Context switching for writers
When you travel to a new place, you’re seeing everything with fresh eyes. Noticing details. Not taking anything for granted.
On the other hand, when you’re stuck in a routine, doing the same things over and over, working at the same desk, cooking in the same kitchen, sleeping in the same bed—you operate on assumptions. The environment is familiar. Less attention is needed.
Your mind is like a place. You can travel there. Explore it.
It has different regions. Each thought is a city. Each topic is a country. Each theme is a continent.
A writer, especially, is an explorer of their own mind.
If you are stuck in a city, ruminating on one thought unproductively, uninspired; remember that you can travel.
That city will be there when you come back.
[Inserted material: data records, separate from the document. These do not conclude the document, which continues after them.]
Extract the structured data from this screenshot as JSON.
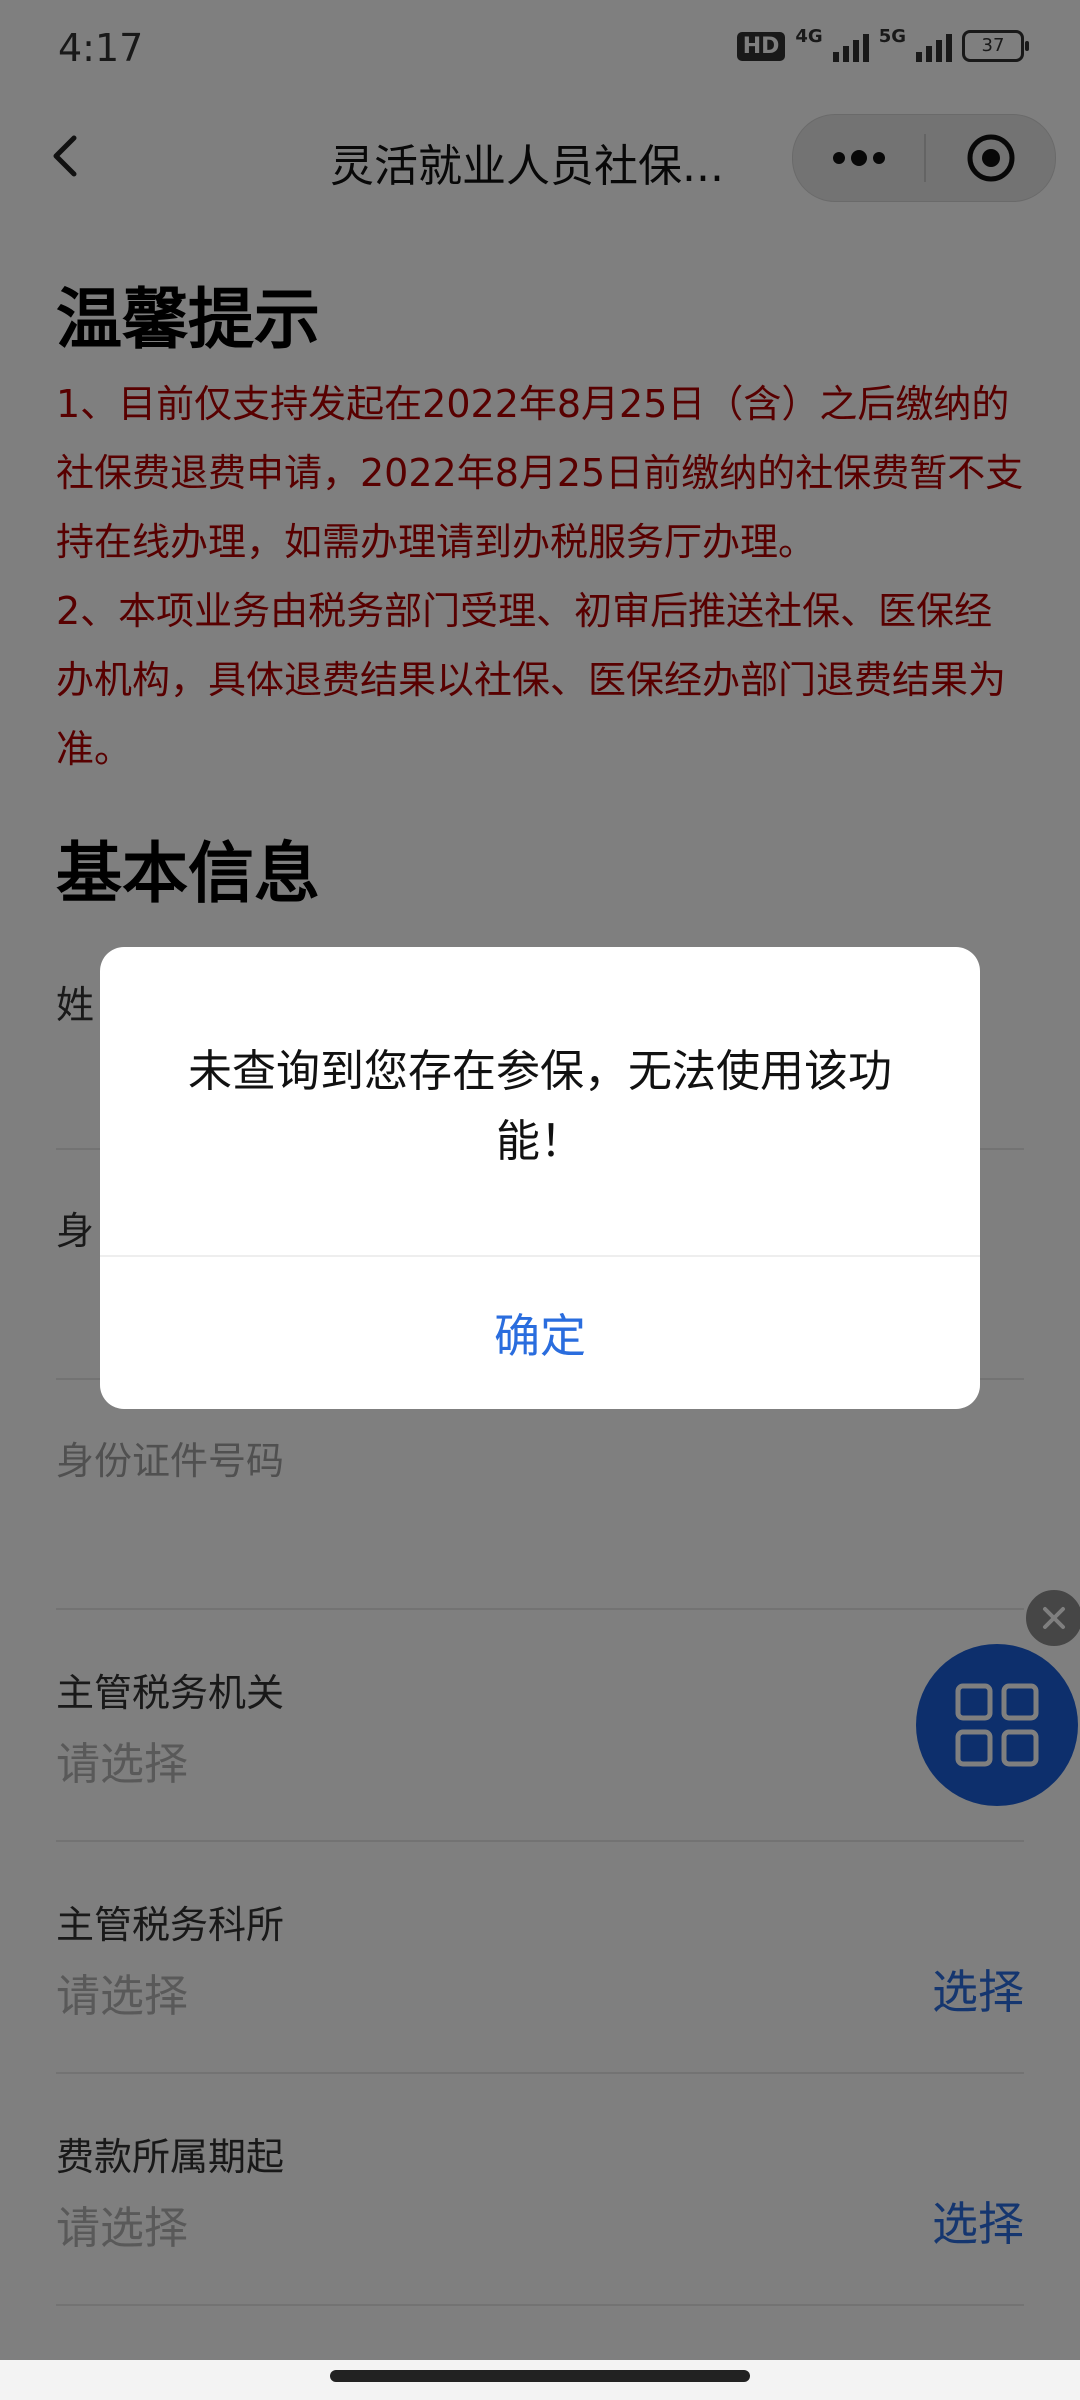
{
  "status_bar": {
    "time": "4:17",
    "hd_label": "HD",
    "network_1": "4G",
    "network_2": "5G",
    "battery": "37"
  },
  "navbar": {
    "title": "灵活就业人员社保...",
    "icons": [
      "back-icon",
      "more-icon",
      "close-target-icon"
    ]
  },
  "notice": {
    "heading": "温馨提示",
    "line1": "1、目前仅支持发起在2022年8月25日（含）之后缴纳的社保费退费申请，2022年8月25日前缴纳的社保费暂不支持在线办理，如需办理请到办税服务厅办理。",
    "line2": "2、本项业务由税务部门受理、初审后推送社保、医保经办机构，具体退费结果以社保、医保经办部门退费结果为准。",
    "color": "#b00000"
  },
  "basic_info": {
    "heading": "基本信息",
    "name_label_partial": "姓",
    "id_type_label_partial": "身",
    "id_number_label": "身份证件号码",
    "tax_authority": {
      "label": "主管税务机关",
      "placeholder": "请选择"
    },
    "tax_office": {
      "label": "主管税务科所",
      "placeholder": "请选择",
      "action": "选择"
    },
    "period_start": {
      "label": "费款所属期起",
      "placeholder": "请选择",
      "action": "选择"
    }
  },
  "dialog": {
    "message": "未查询到您存在参保，无法使用该功能！",
    "confirm": "确定"
  },
  "colors": {
    "accent": "#2a6dde",
    "float_button": "#1a5ed8"
  }
}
Save the draft.
Travel to a different country, maybe even a different continent.
Just as a traveler becomes more perceptive in a new environment, switching your focus to a new context as a writer allows you to drop your routine assumptions and access renewed inspiration.
But don’t travel too frequently.
There is a balance between depth and breadth.
If you only visit a city for a day, you don’t see much. Don't get a comprehensive sense of its culture.
If you stay in one place for too long, you get bored, stagnant. You lose your excitement to explore.
As a writer, be ready to switch contexts when you feel your rate of new ideas starts to decrease. Or, when you’re just not enjoying your current writing and the idea of traveling to a different space in your mind sounds like fun.